The Power of Energies Exhibition Opens in Yuzhno-Sakhalinsk

On 17 February, the visitors of the Sakhalin Regional Art Museum were the first to see the Power of Energies exhibition. This project was made possible due to joint efforts of the local art community, Sakhalin Energy, and Sakhalin Oblast Government.


Year before, Sakhalin artists attended Prigorodnoye production complex for a plein-air event. They were given a tour of the production area so they could take a deep dive into the complex operations. Inspired by a unique atmosphere of the high-tech production, the artists channeled their creativity to give life to this remarkable in its emotional impact project.

“This event is to celebrate contemporary art, and not just to admire, but also to demonstrate that the cultural life in our region is dynamically evolving. It is important for people on the island region to have a chance to implement their creativity, so exhibitions are of great importance for that. It is quite natural for us to combine our efforts with business and implement new, truly unique projects. Surely, the power of our creative energy will continue to amaze us,” Valery Limarenko, Governor of the Sakhalin Region, opened the exhibition.


The Power of Energies kicked off with a presentation of entries united by a common theme ─ the Prigorodnoye production complex. 18 February is the 14th year of the Sakhalin-2 project's largest production facility.

"The role of culture in shaping the image of the region is hard to overestimate. In many ways, it helps to preserve the region identity while helping to pass on traditional values and knowledge to younger generations, which includes the industrial legacy of the region. Projects like Power of Energies play an important educational role, both for the creative community and for all visitors to the exhibition, educating them about Russia's first LNG plant," Roman Dashkov, Sakhalin Energy's CEO, pointed out.
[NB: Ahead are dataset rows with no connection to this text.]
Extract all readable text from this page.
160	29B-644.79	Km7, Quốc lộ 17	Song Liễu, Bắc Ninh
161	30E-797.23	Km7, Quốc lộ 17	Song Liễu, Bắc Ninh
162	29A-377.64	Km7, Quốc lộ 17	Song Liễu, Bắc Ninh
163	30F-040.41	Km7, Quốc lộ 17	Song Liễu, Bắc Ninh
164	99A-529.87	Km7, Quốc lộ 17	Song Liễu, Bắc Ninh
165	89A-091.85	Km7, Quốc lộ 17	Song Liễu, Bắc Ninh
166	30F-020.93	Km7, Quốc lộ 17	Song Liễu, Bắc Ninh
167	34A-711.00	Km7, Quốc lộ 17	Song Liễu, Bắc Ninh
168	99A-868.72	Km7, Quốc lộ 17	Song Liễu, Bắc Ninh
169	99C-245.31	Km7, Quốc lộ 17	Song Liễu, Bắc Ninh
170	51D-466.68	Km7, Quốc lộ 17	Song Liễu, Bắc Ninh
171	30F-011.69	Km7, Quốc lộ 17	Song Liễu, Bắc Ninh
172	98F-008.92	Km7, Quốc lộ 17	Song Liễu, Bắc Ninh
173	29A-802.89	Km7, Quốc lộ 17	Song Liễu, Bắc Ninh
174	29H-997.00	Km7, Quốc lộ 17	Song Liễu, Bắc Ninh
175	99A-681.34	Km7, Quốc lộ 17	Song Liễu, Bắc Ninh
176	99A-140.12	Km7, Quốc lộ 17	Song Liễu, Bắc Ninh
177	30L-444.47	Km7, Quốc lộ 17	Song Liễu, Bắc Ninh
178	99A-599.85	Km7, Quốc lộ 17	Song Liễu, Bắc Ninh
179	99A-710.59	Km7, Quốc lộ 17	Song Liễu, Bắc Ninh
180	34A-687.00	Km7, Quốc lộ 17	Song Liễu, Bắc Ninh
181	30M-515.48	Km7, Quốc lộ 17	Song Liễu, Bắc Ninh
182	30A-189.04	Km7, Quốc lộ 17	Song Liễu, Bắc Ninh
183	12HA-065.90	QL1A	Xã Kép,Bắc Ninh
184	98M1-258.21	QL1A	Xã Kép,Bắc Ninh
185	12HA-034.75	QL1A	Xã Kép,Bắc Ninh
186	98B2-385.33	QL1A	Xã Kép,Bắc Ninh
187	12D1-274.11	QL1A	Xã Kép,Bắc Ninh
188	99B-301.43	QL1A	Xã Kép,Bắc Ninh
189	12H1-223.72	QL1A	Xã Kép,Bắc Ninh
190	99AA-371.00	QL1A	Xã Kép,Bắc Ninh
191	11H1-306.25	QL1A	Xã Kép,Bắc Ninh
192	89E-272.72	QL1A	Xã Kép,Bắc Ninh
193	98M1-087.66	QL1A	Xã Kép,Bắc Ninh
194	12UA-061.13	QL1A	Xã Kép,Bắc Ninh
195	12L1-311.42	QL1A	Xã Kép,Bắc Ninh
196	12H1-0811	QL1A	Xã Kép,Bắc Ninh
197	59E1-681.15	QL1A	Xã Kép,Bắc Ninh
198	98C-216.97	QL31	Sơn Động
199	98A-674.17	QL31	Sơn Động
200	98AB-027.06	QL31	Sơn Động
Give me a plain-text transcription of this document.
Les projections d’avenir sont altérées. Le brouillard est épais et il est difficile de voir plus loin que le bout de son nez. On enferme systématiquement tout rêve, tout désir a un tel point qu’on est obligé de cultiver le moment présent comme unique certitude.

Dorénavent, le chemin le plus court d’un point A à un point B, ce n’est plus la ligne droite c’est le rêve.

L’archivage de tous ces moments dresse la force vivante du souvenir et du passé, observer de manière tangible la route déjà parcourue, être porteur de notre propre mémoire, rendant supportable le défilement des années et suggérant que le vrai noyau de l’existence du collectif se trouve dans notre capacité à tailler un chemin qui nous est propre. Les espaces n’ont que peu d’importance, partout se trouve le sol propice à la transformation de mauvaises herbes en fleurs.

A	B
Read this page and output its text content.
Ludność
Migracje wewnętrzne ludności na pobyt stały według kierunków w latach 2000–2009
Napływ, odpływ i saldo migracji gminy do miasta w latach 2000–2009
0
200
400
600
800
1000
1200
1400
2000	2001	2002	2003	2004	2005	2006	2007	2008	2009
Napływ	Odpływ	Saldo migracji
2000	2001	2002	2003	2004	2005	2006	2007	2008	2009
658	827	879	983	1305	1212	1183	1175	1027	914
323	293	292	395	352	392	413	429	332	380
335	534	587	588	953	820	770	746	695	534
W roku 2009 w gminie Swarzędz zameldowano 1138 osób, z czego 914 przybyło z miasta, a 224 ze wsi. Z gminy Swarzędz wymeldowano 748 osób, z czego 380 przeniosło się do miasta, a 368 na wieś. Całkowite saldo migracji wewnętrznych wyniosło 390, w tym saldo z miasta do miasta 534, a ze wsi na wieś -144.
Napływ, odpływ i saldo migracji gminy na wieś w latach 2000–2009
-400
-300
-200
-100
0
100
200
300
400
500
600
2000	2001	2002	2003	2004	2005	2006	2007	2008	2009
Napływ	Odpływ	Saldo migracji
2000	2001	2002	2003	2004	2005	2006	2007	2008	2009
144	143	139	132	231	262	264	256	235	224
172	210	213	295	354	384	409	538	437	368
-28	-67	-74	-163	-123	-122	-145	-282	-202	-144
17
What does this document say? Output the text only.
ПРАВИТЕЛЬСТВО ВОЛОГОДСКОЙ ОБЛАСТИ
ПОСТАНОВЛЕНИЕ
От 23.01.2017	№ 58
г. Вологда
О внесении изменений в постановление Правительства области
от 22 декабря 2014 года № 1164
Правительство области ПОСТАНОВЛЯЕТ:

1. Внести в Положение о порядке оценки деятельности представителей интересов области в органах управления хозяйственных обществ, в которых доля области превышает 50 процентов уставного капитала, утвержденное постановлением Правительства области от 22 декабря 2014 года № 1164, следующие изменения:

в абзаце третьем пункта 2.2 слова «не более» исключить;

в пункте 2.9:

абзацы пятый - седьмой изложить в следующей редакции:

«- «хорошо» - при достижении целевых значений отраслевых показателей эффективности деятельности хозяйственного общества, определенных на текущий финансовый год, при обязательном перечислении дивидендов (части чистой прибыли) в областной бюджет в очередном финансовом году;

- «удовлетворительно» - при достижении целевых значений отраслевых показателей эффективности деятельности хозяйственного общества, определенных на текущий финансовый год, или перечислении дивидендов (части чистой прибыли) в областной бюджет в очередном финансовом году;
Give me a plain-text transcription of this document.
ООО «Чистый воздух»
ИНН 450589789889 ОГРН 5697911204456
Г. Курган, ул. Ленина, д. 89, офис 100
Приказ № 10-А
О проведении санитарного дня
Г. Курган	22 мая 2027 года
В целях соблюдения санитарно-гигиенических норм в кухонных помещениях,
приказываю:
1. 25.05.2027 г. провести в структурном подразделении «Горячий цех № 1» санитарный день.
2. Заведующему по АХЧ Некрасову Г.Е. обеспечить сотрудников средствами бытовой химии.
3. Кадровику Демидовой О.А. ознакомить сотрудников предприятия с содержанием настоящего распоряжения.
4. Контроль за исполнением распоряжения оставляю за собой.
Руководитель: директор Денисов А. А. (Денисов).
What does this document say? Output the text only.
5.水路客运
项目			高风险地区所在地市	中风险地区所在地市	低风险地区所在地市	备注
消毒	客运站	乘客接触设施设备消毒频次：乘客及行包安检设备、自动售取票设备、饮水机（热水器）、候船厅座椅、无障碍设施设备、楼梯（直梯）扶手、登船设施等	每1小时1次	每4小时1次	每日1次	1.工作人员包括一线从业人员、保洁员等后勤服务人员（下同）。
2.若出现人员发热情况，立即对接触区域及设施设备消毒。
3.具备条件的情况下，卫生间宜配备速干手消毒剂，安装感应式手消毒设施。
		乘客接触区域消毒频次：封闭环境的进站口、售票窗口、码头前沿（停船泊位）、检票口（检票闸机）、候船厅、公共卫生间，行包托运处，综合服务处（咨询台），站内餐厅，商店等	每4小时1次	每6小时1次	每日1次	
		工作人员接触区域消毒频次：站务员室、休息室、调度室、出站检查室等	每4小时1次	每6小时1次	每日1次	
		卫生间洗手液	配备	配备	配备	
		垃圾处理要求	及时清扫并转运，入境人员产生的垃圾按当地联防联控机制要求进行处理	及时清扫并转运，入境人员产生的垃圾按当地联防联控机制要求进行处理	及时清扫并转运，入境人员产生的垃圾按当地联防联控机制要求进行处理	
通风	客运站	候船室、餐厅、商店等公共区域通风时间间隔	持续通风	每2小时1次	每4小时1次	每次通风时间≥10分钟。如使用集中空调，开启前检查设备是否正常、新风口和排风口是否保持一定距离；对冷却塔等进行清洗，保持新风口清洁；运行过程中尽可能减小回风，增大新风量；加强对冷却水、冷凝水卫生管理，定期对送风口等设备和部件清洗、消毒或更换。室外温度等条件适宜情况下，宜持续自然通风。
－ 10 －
"In Tune with the Nature," "Gas Giant," "Human Energy," "Sakhalin. Prigorodnoye. Transfiguration", "Let it Burn"... ─ the exhibition brought together the works of 27 Sakhalin artists, who ‘integrated’ the engineering concept in their art. Various styles are represented (painting, graphics, digital graphics, ceramics, installation), as well as schools and even generations of amateurs and professionals. The central piece of the exhibition, the figure of the grandfather of Sakhalin, created by Sergey Splavinov, is surrounded by light columns, symbolising water, air, earth and fire. ‘Interacting’ with the four natural elements, the guardian of the Sakhalin people appears to be performing an enchanting ritual to bring prosperity to the island. The patterns of his clothes feature ancient indigenous ornaments intertwined with shapes of modern gas carriers and pipelines.

The paintings on display are not just a literal ‘photographic’ reflection of the interior of the production facility, but rather an artistic philosophical ‘inquiry’. An example of this is one of the most unorthodox interpretations in the painting "LNG" by Konstantin Kolupaev, where the plant has a human face and appears both as a recognisable and yet a fantastic ‘creature’. The graphics in the artist's pieces represent the natural gas processing cycle: vertical lines stand for the gaseous state of the substance, intricate weaves in the center represent the transformation process, and horizontal patterns are for the liquid, which the gas becomes after processing. Another ‘interpretation’ of the plant is presented by Natalia Kiryukhina. In her "Temple of Art and Science. Symphony of Creation," the pipes, tanks, and structures of the facility are transformed into musical instruments, with rivets and nuts appearing as musical symbols. All together, they make some kind of an ‘orchestra’, directed into harmonious tuning by a man.


All masterpieces are brought together with a touch of a ‘production atmosphere’. The LNG flare, the largest installation of the exhibition, is the centerpiece of this. Another feature is that the exhibition stands are covered in fabric featuring large-scale images of the paintings. This unconventional approach helps you feel immersed in the ‘artistic’ dimension, flavored with a tune ‘woven from the notes’ of the Sakhalin land: indigenous music, rumble of waves, squawks of seagulls, and the humming of the plant...


This 'Power of Energies' can be experienced at the exhibition through 17 March. For a month, the exhibition will include tours and lectures on the production complex and the Sakhalin-2 project at large.